# VLAN and Bridge - how is the situation on the host



## chrbr (Oct 11, 2022)

Dear community,
I am digging for information about VLAN and how to handle jails. As far as I understood a bridge is able to put different VLAN together and assign them to a network interface as em0 or others. The handbook https://docs.freebsd.org/en/books/handbook/advanced-networking/#network-bridging states In many respects, a bridge is like an Ethernet switch with very few ports. .

If the bridge is like a Ethernet switch there is only one line to the networking interface as em0 or so. On a Ethernet switch only one cable connects a router or other "uplink hardware". Then the host must be connected by a VLAN, too. On the other hand the bridge is located on the host and the host could directly access the networking interface.

What is the situation? Or are both options possible?

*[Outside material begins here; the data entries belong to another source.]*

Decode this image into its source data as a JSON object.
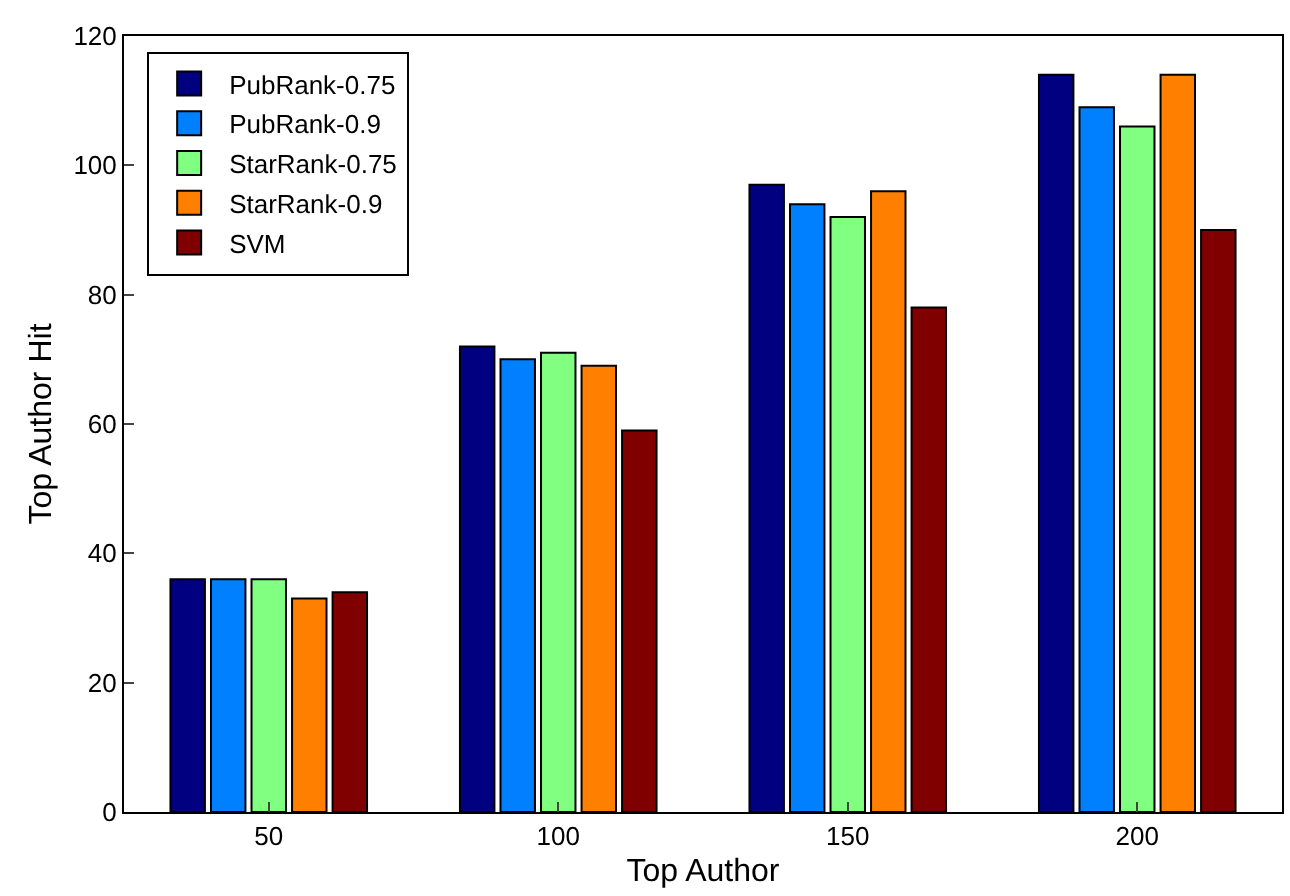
{
  "chart_data": {
    "type": "bar",
    "xlabel": "Top Author",
    "ylabel": "Top Author Hit",
    "categories": [
      "50",
      "100",
      "150",
      "200"
    ],
    "series": [
      {
        "name": "PubRank-0.75",
        "color": "#000080",
        "values": [
          36,
          72,
          97,
          114
        ]
      },
      {
        "name": "PubRank-0.9",
        "color": "#0080ff",
        "values": [
          36,
          70,
          94,
          109
        ]
      },
      {
        "name": "StarRank-0.75",
        "color": "#80ff80",
        "values": [
          36,
          71,
          92,
          106
        ]
      },
      {
        "name": "StarRank-0.9",
        "color": "#ff8000",
        "values": [
          33,
          69,
          96,
          114
        ]
      },
      {
        "name": "SVM",
        "color": "#800000",
        "values": [
          34,
          59,
          78,
          90
        ]
      }
    ],
    "ylim": [
      0,
      120
    ],
    "yticks": [
      0,
      20,
      40,
      60,
      80,
      100,
      120
    ],
    "grid": false,
    "legend": "top left"
  }
}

Thank you very much for your help in advance,
Christoph


----------



## SirDice (Oct 11, 2022)

A bridge(4) is a layer 2 connection. In it's most basic form it's indeed similar to a switch. 

There are several ways to deal with VLANs. You typically create a vlan(4) interface on the host and link that to your bridge. Then the traffic on the bridge will be the _untagged_ traffic of that VLAN. You could also pass all the _tagged_ VLANs on the bridge, connect your VMs or jails to that and do the vlan(4) interface on the jail or VM. 

Whatever you do you need to remember there's a difference between _tagged_ and _untagged_ traffic when dealing with VLANs. All the vlan(4) interface does is add/remove the VLAN header (with the corresponding VLAN ID) and pass the traffic.


----------